2. Between 1980 and 2000, the obesity rate doubled in the United States. During that same time, fitness club memberships more than doubled, too. “It’s all about conventional wisdom being wrong. You hear it from everyone: it’s all about energy balance and about people not exercising enough. It’s not true,” says David. She believes it’s about the sugar.
3. The government knew we were getting fat. “Before the soft drink and energy drink explosion, and even before fruit yogurt 6.5 teaspoons of sugar in a serving—they [the government] knew we were eating and consuming too much sugar,” David says. Of course, she wishes they’d done something about it instead of covering it up and misleading people over the past 30 years.
4. Trendy low-fat foods of the 1980s really effed with our sugar intake.
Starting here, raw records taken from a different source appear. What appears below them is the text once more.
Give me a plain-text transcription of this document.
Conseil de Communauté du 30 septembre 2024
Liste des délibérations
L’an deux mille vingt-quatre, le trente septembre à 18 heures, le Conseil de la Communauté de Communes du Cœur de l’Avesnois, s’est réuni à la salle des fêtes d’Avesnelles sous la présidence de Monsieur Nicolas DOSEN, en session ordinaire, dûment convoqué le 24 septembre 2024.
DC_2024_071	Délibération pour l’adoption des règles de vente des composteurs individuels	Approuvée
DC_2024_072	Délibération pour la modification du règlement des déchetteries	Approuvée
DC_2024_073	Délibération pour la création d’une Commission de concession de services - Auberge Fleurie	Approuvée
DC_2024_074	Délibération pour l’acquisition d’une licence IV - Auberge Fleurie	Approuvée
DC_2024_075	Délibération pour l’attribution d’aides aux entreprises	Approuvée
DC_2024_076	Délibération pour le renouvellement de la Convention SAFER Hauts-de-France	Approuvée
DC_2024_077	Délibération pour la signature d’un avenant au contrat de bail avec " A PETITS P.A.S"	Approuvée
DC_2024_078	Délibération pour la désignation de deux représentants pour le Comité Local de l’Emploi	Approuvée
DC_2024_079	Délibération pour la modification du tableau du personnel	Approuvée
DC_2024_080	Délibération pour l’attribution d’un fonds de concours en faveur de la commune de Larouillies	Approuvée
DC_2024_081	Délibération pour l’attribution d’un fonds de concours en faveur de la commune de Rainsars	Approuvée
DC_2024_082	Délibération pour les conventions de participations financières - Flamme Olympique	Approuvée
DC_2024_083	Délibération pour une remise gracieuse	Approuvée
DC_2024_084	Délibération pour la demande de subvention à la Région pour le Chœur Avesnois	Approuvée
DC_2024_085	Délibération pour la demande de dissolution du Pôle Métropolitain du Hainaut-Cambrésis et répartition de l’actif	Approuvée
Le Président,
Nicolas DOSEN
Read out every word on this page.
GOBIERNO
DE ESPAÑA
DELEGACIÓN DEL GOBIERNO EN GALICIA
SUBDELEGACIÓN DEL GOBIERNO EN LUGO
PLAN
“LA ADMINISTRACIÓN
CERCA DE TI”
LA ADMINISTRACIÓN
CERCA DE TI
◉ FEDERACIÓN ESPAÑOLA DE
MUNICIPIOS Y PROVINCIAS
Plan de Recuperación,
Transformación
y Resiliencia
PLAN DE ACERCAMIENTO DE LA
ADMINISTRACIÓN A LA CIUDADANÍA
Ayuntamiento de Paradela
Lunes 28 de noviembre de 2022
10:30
In 1977, Senator George McGovern was warned that obesity would soon be the number one form of malnutrition in the U.S. He tried to issue a set of dietary goals advising Americans to reduce their fat and sugar intakes, but the food industry fought back. Instead, consumers were encouraged to buy foods low in fat. “When you take the fat out of the food, it tastes nasty. The food industry knew that, so they had to do something to make the food palatable. What did they do? Dumped in the sugar,” says Dr. Robert Lustig, an American pediatric endocrinologist at the University of California, San Francisco, in the film.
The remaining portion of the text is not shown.